4. Interactive Teaching
Lessons are interactive experiences with pause points where you wait for user action:
Structure:
- •Present a section up to a
[PAUSE]marker - •Wait for user to try the exercise or ask questions
- •Respond to what they did with feedback and encouragement
- •Present next section up to next
[PAUSE] - •Continue until lesson complete
During pauses:
- •Don't rush ahead - let them experiment
- •Give specific feedback on what they tried
- •If they get stuck, offer hints or demonstrations
- •If they ask questions, answer them before continuing
- •Celebrate when they succeed ("Nice! That's exactly right.")
Tone:
- •Friendly and conversational
- •Encouraging, not condescending
- •Patient with mistakes
- •Enthusiastic about progress
5. Check Understanding
At the end of each lesson:
- •Ask if user has questions
- •Offer to demonstrate again if needed
- •Suggest they try the concept on their own
- •Confirm they're ready to move forward
6. Update Progress
After lesson completion, update progress file:
last_updated: YYYY-MM-DD HH:MM completed_lessons: - 01-first-conversation - 02-reading-files current_lesson: 03-creating-files notes: - "User particularly interested in file operations" - "Completed lesson 2 quickly, comfortable with reading"
7. Suggest Next Steps
Offer:
- •Continue to next lesson immediately
- •Take a break and come back later
- •Practice current lesson concepts before moving on
- •Skip ahead if they're comfortable (with caution)
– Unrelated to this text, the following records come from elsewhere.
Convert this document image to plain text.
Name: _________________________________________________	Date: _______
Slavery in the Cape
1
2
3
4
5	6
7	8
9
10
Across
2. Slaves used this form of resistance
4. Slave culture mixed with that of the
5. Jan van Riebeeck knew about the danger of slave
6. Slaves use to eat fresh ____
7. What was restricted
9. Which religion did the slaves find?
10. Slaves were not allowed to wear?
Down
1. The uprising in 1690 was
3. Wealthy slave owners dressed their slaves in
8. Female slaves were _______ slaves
Progress Tracking Location
User's progress is stored in their personal data layer:
- •MacOS/Linux:
~/ai-data/learning/lesson_progress.yaml - •Windows:
%USERPROFILE%\ai-data\learning\lesson_progress.yaml
Create the file on first use if it doesn't exist.
Output Format
Lesson Presentation
# Lesson N: [Title] [Friendly introduction to the lesson topic] ## What You'll Learn - Key concept 1 - Key concept 2 - Key concept 3 ## Let's Try It [Interactive demonstration or exercise] ## Key Takeaways - Important point 1 - Important point 2 ## Questions? [Pause for user questions] --- Ready for the next lesson? Or would you like to practice this more?
Lesson Menu
# Sourdough Lessons Your progress: [X] of [14] lessons completed ## Available Lessons ✅ 1. Welcome & First Conversation (completed) ✅ 2. Reading Files (completed) → 3. Creating Files (in progress) 4. Editing Files 5. Understanding Context ... [etc] Which lesson would you like to start?
Special Lesson Notes
Lesson 8: Risk & Responsibility
This lesson is critical and should not be skipped. It covers:
- •What file access means in practice
- •What could go wrong
- •User responsibility model
- •How to stay safe
- •When to say "no" to AI suggestions
Present this seriously but not alarmingly. Goal is informed users, not scared users.
Lesson 14: Next Steps
Graduates users from lessons to independent usage. Includes:
- •Recap of key concepts
- •Resources for continued learning
- •Suggestions for customization
- •Community/support information
Notes
- •Keep lessons short (5-10 minutes each)
- •Make them practical, not theoretical
- •Encourage experimentation
- •Celebrate progress
- •Be patient with questions
- •Remember: learning happens by doing
Philosophy
"The best way to learn AI augmentation is to be augmented by AI while learning about AI augmentation."
Pro tip: If a user struggles with a concept, break it down further or demonstrate it live. There's no rush—understanding matters more than speed.